How to get the global_step when restoring checkpoints in Tensorflow?
General pattern is to have a global_step
variable to keep track of steps
global_step = tf.Variable(0, name='global_step', trainable=False)
train_op = optimizer.minimize(loss, global_step=global_step)
Then you can save with
saver.save(sess, save_path, global_step=global_step)
When you restore, the value of global_step
is restored as well
This is a bit of a hack, but the other answers did not work for me at all
ckpt = tf.train.get_checkpoint_state(checkpoint_dir)
#Extract from checkpoint filename
step = int(os.path.basename(ckpt.model_checkpoint_path).split('-')[1])
Update 9/2017
I'm not sure if this started working due to updates, but the following method seems to be effective in getting global_step to update and load properly:
Create two ops. One to hold global_step and another to increment it:
global_step = tf.Variable(0, trainable=False, name='global_step')
increment_global_step = tf.assign_add(global_step,1,
name = 'increment_global_step')
Now in your training loop run the increment op every time you run your training op.
sess.run([train_op,increment_global_step],feed_dict=feed_dict)

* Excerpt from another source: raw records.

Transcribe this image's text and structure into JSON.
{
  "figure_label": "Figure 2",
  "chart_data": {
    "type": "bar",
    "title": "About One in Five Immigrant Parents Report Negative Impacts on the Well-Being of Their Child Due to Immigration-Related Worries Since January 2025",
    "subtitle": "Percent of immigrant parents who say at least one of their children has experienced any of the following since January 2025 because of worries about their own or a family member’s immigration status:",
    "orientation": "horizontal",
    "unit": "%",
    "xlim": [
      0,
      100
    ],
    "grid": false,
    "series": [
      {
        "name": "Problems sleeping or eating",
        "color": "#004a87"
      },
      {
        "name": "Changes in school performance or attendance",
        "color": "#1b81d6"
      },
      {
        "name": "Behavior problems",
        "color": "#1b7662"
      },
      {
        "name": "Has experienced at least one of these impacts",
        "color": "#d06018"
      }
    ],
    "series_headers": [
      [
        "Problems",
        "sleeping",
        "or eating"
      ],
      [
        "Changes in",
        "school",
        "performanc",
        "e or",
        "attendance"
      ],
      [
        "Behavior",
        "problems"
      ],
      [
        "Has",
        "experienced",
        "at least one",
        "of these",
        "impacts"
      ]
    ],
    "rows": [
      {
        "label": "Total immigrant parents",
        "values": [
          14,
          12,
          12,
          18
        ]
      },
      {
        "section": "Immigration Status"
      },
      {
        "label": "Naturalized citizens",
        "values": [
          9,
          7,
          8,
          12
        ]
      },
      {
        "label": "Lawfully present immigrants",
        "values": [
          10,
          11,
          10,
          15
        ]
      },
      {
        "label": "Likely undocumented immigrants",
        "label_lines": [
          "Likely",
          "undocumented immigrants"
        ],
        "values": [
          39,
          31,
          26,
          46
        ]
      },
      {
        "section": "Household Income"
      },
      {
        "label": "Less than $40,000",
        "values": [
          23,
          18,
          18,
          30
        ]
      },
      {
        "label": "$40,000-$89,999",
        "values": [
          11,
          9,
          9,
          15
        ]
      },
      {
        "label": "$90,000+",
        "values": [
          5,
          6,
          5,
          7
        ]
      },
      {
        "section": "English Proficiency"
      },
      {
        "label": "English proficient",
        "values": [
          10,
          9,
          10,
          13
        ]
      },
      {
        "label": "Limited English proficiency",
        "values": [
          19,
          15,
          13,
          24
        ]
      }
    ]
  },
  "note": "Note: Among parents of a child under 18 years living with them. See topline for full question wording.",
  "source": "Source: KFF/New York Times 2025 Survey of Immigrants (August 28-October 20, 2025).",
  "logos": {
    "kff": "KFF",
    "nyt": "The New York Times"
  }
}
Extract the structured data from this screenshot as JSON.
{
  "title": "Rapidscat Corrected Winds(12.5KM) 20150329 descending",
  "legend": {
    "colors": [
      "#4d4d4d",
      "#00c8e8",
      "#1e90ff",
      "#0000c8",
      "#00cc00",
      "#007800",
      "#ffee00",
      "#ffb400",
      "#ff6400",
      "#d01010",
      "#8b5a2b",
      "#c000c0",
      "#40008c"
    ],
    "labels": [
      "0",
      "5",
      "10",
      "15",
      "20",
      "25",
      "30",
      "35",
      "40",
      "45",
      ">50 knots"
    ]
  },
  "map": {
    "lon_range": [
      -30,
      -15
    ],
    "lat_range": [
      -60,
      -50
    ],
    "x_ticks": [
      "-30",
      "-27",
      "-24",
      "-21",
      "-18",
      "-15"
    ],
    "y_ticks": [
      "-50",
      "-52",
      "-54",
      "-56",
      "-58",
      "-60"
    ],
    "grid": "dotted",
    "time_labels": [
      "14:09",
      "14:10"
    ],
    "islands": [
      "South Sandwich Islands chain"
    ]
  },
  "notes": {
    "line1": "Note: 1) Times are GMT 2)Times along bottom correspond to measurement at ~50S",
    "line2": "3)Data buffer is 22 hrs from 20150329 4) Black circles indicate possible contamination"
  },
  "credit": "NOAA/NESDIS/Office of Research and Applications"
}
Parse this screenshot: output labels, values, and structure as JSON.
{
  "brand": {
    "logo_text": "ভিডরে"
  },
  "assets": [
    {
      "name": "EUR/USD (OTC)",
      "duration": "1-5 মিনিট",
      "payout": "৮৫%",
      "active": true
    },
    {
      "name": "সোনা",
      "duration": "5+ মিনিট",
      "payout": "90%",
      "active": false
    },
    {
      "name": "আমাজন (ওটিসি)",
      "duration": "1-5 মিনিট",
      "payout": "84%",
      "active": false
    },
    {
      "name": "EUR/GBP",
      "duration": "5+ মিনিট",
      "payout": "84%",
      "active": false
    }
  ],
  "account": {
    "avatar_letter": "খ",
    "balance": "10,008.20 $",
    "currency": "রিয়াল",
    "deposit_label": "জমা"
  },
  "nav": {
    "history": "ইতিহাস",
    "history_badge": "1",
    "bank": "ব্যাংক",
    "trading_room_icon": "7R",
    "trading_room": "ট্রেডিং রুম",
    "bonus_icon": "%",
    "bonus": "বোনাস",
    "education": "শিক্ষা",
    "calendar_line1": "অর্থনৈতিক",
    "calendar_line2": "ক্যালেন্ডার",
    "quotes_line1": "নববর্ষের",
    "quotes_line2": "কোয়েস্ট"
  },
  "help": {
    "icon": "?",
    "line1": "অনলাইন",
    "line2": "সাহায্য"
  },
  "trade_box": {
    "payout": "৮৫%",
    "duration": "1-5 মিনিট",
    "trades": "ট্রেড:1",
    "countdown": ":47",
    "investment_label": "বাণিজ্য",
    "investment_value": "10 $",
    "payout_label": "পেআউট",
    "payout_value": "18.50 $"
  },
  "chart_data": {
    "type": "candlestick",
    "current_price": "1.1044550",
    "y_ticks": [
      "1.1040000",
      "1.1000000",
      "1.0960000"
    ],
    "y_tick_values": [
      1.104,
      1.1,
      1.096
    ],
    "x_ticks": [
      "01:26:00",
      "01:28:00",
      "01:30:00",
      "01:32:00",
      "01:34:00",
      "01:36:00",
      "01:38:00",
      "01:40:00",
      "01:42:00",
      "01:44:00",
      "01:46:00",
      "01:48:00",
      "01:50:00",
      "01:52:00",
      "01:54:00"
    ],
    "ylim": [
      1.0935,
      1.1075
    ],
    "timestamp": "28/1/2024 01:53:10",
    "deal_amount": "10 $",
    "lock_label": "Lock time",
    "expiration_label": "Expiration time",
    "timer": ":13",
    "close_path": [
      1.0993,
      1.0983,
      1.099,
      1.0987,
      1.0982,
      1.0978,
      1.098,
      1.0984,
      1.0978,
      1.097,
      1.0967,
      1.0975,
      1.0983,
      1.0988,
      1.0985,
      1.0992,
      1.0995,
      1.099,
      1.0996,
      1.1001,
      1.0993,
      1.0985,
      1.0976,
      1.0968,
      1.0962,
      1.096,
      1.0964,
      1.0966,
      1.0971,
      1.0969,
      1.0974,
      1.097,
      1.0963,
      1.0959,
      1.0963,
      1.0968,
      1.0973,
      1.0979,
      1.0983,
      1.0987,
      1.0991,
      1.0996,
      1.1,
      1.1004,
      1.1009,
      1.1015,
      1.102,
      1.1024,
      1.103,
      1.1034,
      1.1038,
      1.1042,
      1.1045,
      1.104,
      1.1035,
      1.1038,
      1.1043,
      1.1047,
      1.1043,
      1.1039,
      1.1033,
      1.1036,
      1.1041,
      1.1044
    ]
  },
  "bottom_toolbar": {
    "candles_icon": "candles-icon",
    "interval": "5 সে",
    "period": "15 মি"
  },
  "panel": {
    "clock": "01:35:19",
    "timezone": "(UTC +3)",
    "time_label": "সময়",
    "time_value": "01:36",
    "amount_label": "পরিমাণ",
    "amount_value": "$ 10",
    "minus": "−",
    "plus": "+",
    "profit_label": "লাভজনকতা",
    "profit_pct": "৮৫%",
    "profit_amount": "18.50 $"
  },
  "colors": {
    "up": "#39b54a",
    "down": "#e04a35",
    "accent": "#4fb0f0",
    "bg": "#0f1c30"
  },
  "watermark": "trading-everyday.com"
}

If you ever want to retrieve you global step value as an integer at any point, just use the following command after loading the model:
sess.run(global_step)
This can be useful for creating filenames or calculating what your current epoch is without having a second tensorflow Variable for holding that value. For instance, calculating the current epoch on loading would be something like:
loaded_epoch = sess.run(global_step)//(batch_size*num_train_records)